Automated ADDS & ADCS setup on a fresh Windows Server 2016 image in Azure

For a project we are working we require a Windows Server 2016 virtual machine instance, for now referred to as winvm, with Active Directory Domain Services (ADDS) and Active Domain Certificate Services (ADCS) enabled.

I have written a Powershell script on my local machine that I send through ssh/scp to my CentOS 8 VM used for maintenance, for now referred to as centosvm. So far I achieved to connect centosvm with winvm through rdp, more specifically FreeRDP. I am able to share folders and therefore files, which I can subsequently manually run using the pop-up GUI that shows my Windows Server desktop. I wish to be able to automate this more, but I am currently stuck due to security policies of Windows.

• For one, ssh is disabled by default, so I am unable to use Ansible on this fresh image without manually enabling it.
• Second, FreeRDP has options to execute a remote application through the /app:{path/to/application} option and allows for arguments to be passed with /app-cmd:{command line arguments here}. The issue with this is that Windows Server 2016 has a default registry value that disables RDP from executing applications. See the bottom of this page for more information. Changing the value does allow RDP to execute applications and send the relevant arguments, but it still requires manual input. Since Windows blocks this for RDP in general, other software providing RDP connections such as Rdesktop should result in the same behaviour.
• Lastly, Azure has a built-in functionality called Run-Command, which is exactly what I need as it allows me to pass a Powershell script that it will somehow pass to winvm with HTTPS(? they use port 443) and execute it non-interactively. For this project we want our code base to be largely platform-agnostic, so relying on an Azure-exclusive feature is out of the question.
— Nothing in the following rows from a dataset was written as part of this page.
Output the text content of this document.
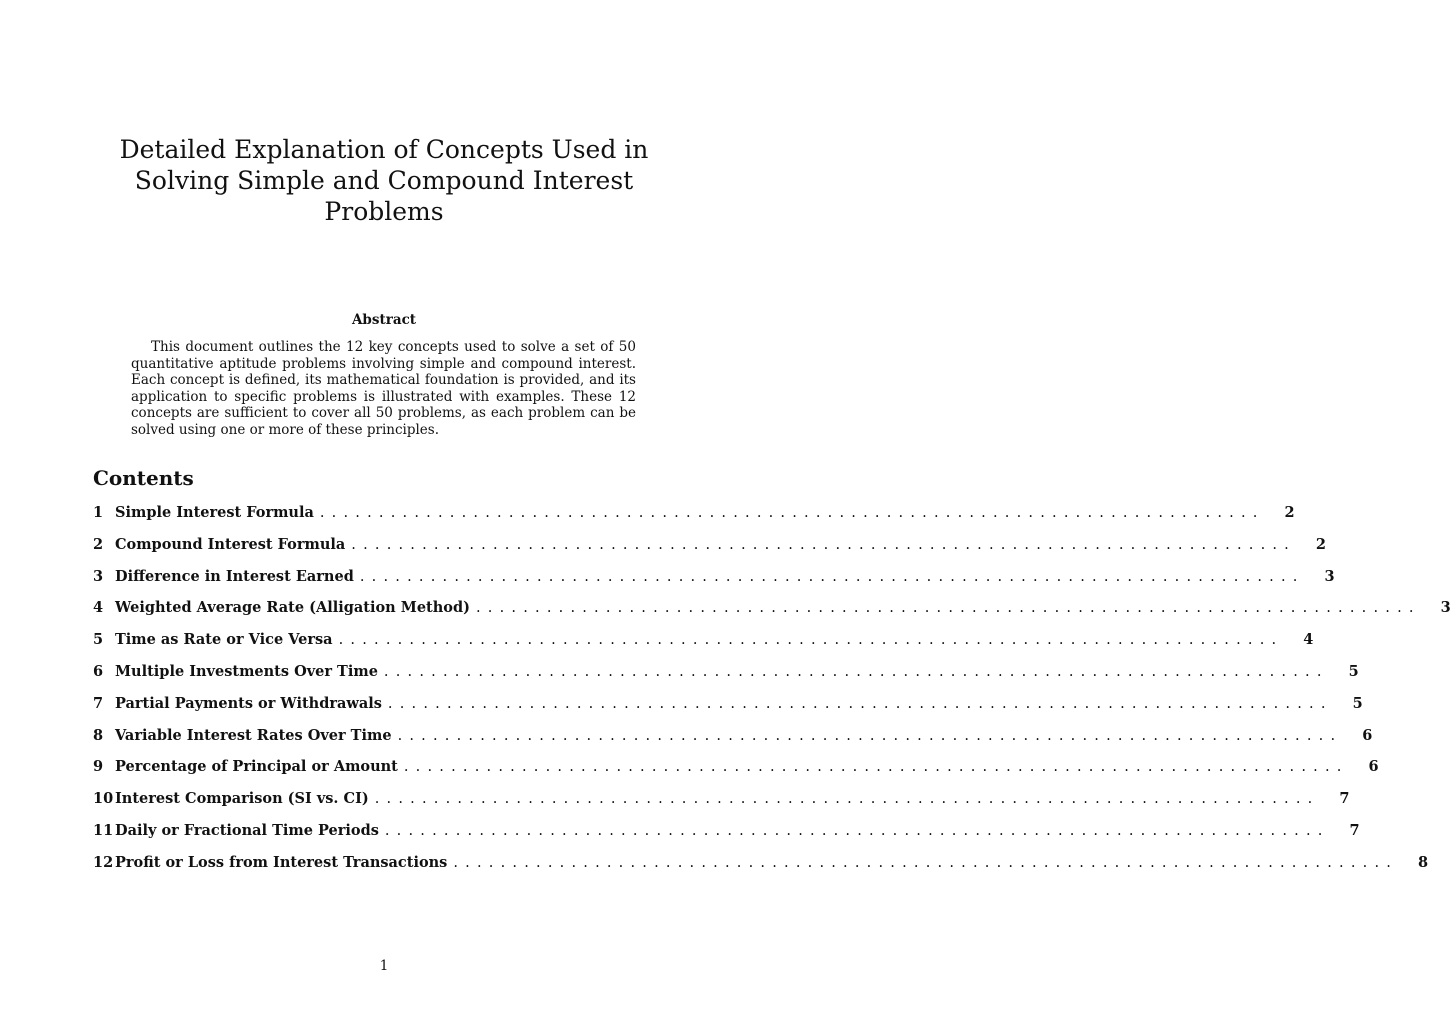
Detailed Explanation of Concepts Used in Solving Simple and Compound Interest Problems
Abstract

This document outlines the 12 key concepts used to solve a set of 50 quantitative aptitude problems involving simple and compound interest. Each concept is defined, its mathematical foundation is provided, and its application to specific problems is illustrated with examples. These 12 concepts are sufficient to cover all 50 problems, as each problem can be solved using one or more of these principles.

Contents
1 Simple Interest Formula ................................................................................	2
2 Compound Interest Formula ................................................................................	2
3 Difference in Interest Earned ................................................................................	3
4 Weighted Average Rate (Alligation Method) ................................................................................	3
5 Time as Rate or Vice Versa ................................................................................	4
6 Multiple Investments Over Time ................................................................................	5
7 Partial Payments or Withdrawals ................................................................................	5
8 Variable Interest Rates Over Time ................................................................................	6
9 Percentage of Principal or Amount ................................................................................	6
10 Interest Comparison (SI vs. CI) ................................................................................	7
11 Daily or Fractional Time Periods ................................................................................	7
12 Profit or Loss from Interest Transactions ................................................................................	8
1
With the last point in mind, I still have a glimmer of hope that this can be fully automated, i.e. executing a script on centosvm without user interaction that fully configures ADDS and ADCS. If Azure can do it, then why can’t we?

Anyone has any experience on this subject?

My infrastructure looks like this:

Non-Azure:

• [Ubuntu 20.04] Local machine used to interface with Azure and subsequently centosvm.

Relevant Azure resources (built through Terraform):

• centosvm: [CentOS 8] Only resource with a public ip that I can reach from my local machine. Private IP is 10.0.2.11
• winvm: [Windows Server 2016] Resource with only a private IP @ 10.0.2.10 in the same subnet as centosvm, reachable through rdp.

Thanks in advance!

P.S. Doing the setup manually is not the end of the world, but we would just like to streamline the process as much as possible. I would appreciate it if the answers were not simply along the lines of "well if the scripts are small enough then just keep doing it manually".